In our “you can have it all” culture where we’re encouraged to “better” ourselves in regard to the way we look, what we achieve & the material possessions we have, we’re trained to constantly strive for more. While that’s not inherently good or bad, it unfortunately doesn’t leave much room for appreciating what we have in the here and now.
Though you may feel grateful for acquiring a material possession you long desired or reaching a goal you worked hard to achieve, the effects are temporary. What if instead, you learned to carry inside you a more constant state of gratitude even through life’s challenges? What if feeling gratitude becomes a natural extension of who you are?
Feeling grateful doesn’t mean you pretend to not feel discomfort or pain, it simply means that instead of dwelling on the difficult aspects of life, you shift your focus on what makes you feel appreciative. Doing so feels good and allows us to spread those good vibes to others.
Studies have shown that an attitude of being grateful calms the nervous system and helps us be healthier and happier. While gratitude is such a simple practice, in the context of our busy lives, remembering to do so isn’t so easy. With the holiday season upon us, having a gratitude practice can help transform your celebrations from being a blur of busyness to one of cherished moments.
Want to jumpstart a gratitude practice to ease into the holiday season? Try any of our tips to help make gratitude a natural part of your life.
Schedule Time for Gratitude
Until you get used to making gratitude a normal part of your day, you’re probably going to have to remind yourself to connect with it more. You can do this by posting reminder notes where you’d most likely see them such as on a mirror, desk or refrigerator. You can also set prompts on your cel phone’s alarm such as “Gratitude Time.” Our Life Coach in-a-Book and Yearly Planners are both designed with gratitude reminders.
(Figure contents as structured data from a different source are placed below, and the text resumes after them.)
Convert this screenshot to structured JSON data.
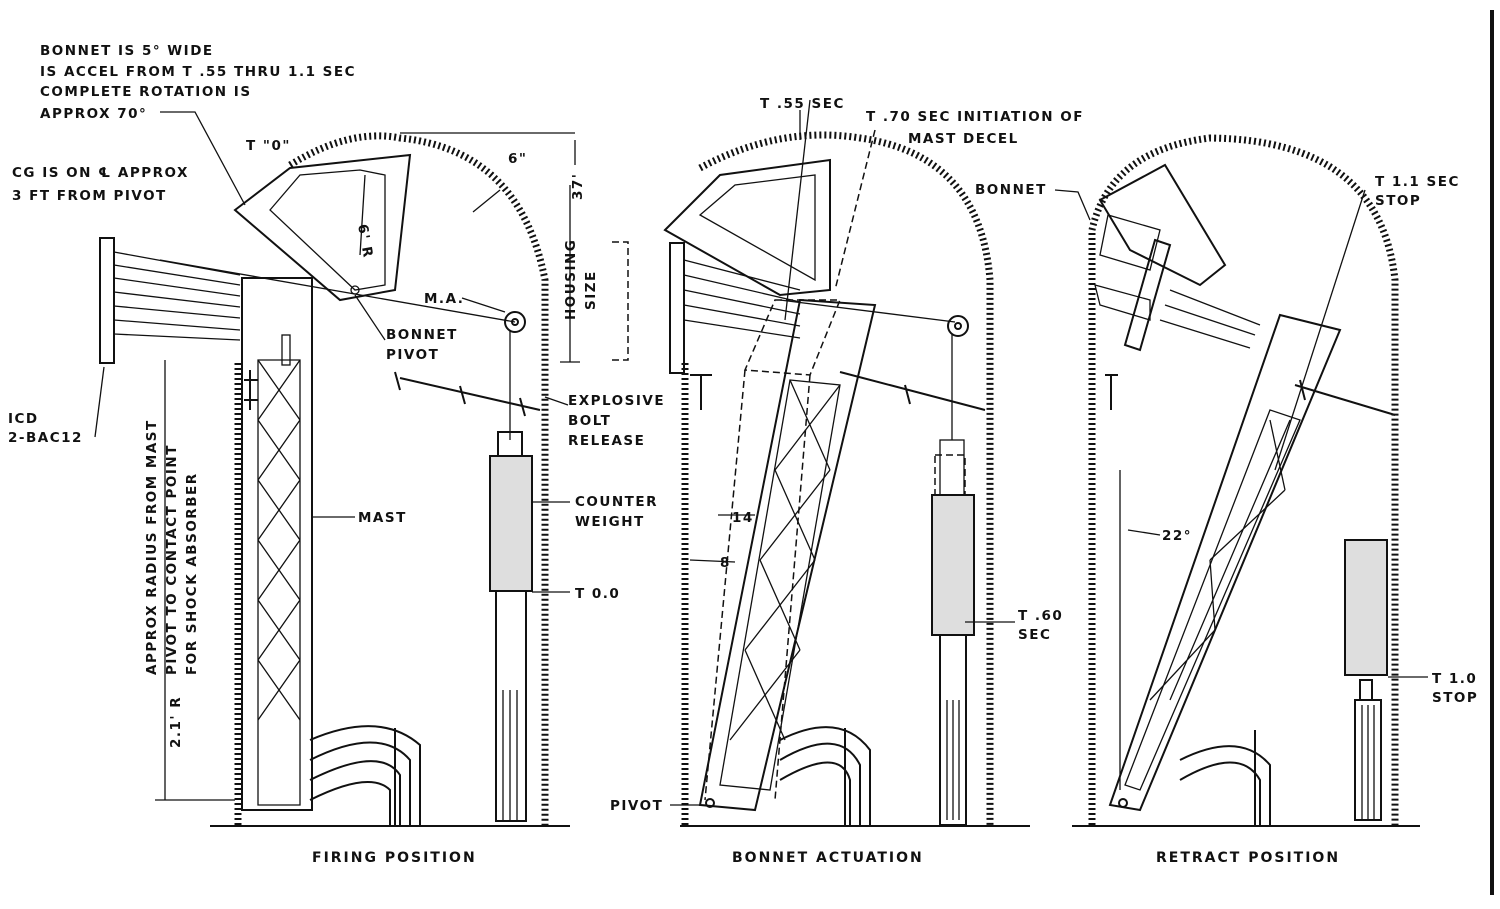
{
  "figure": {
    "panels": [
      {
        "id": "firing",
        "caption": "FIRING POSITION"
      },
      {
        "id": "actuation",
        "caption": "BONNET ACTUATION"
      },
      {
        "id": "retract",
        "caption": "RETRACT POSITION"
      }
    ],
    "notes": {
      "bonnet_note_1": "BONNET IS 5° WIDE",
      "bonnet_note_2": "IS ACCEL FROM T .55 THRU 1.1 SEC",
      "bonnet_note_3": "COMPLETE ROTATION IS",
      "bonnet_note_4": "APPROX 70°",
      "cg_note_1": "CG IS ON ℄ APPROX",
      "cg_note_2": "3 FT FROM PIVOT",
      "radius_note_1": "APPROX RADIUS FROM MAST",
      "radius_note_2": "PIVOT TO CONTACT POINT",
      "radius_note_3": "FOR SHOCK ABSORBER"
    },
    "labels": {
      "t0": "T \"0\"",
      "dim_6in": "6\"",
      "dim_37": "37'",
      "housing_1": "HOUSING",
      "housing_2": "SIZE",
      "r_6": "6' R",
      "ma": "M.A.",
      "bonnet_pivot_1": "BONNET",
      "bonnet_pivot_2": "PIVOT",
      "icd_1": "ICD",
      "icd_2": "2-BAC12",
      "explosive_1": "EXPLOSIVE",
      "explosive_2": "BOLT",
      "explosive_3": "RELEASE",
      "mast": "MAST",
      "counter_1": "COUNTER",
      "counter_2": "WEIGHT",
      "t00": "T 0.0",
      "r21": "2.1' R",
      "t55": "T .55 SEC",
      "t70_1": "T .70 SEC  INITIATION OF",
      "t70_2": "MAST DECEL",
      "dim_14": "14",
      "dim_8": "8",
      "t60_1": "T .60",
      "t60_2": "SEC",
      "pivot": "PIVOT",
      "bonnet": "BONNET",
      "t11_1": "T 1.1 SEC",
      "t11_2": "STOP",
      "angle_22": "22°",
      "t10_1": "T 1.0",
      "t10_2": "STOP"
    }
  }
}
Make Gratitude a Family Affair
Families rarely get to spend quality time together as they’re often pulled in different directions due to busy schedules and separate activities. If you’re looking for a way to strengthen family bonds and values, there’s no better way than to tell each other what you’re appreciative for. Plan a simple activity where each family member writes down what they’re grateful for each day of the week. (They can collect them in container.) At the end of the week, schedule family time to share, taking turns to read the messages with each other. You can download our 21-Day Gratitude Challenge template to get started!
Keep a Gratitude Journal
Journaling is a great tool to help you slow down and become more self-aware. It’s also useful as a form of self-expression. Dedicating a journal solely for what you’re grateful for is a great way to build your gratitude muscle. There’s no right or wrong way to journal and you don’t have to be a “writer.” Give yourself the freedom to express your gratitude in a single word, poetic phrase or sketch. Include your favorite quotes about gratitude, or simply make a list of words of gratitude that speak from your heart.
Gratitude on the Go
If you’re feeling impatient, overwhelmed or stressed, try this simple technique from HeartMath Institute. Just doing this exercise for a couple of minutes can shift you into a more uplifting state of being. First, slow down and acknowledge what you’re feeling. Next, pretend you’re breathing from your heart area. After a few slow, steady, deep breaths, bring the feeling of gratitude into your breathing. Maintain this heart-breathing for two-three minutes, anchoring in the feeling of gratitude. Committing to this practice for at least once a day for six weeks (the time it takes to create a new habit) will help you build resilience to face life’s challenges and experience a more joyful life. What’s great about this exercise is that you can do it on the go—at work, driving or whenever, without anyone knowing!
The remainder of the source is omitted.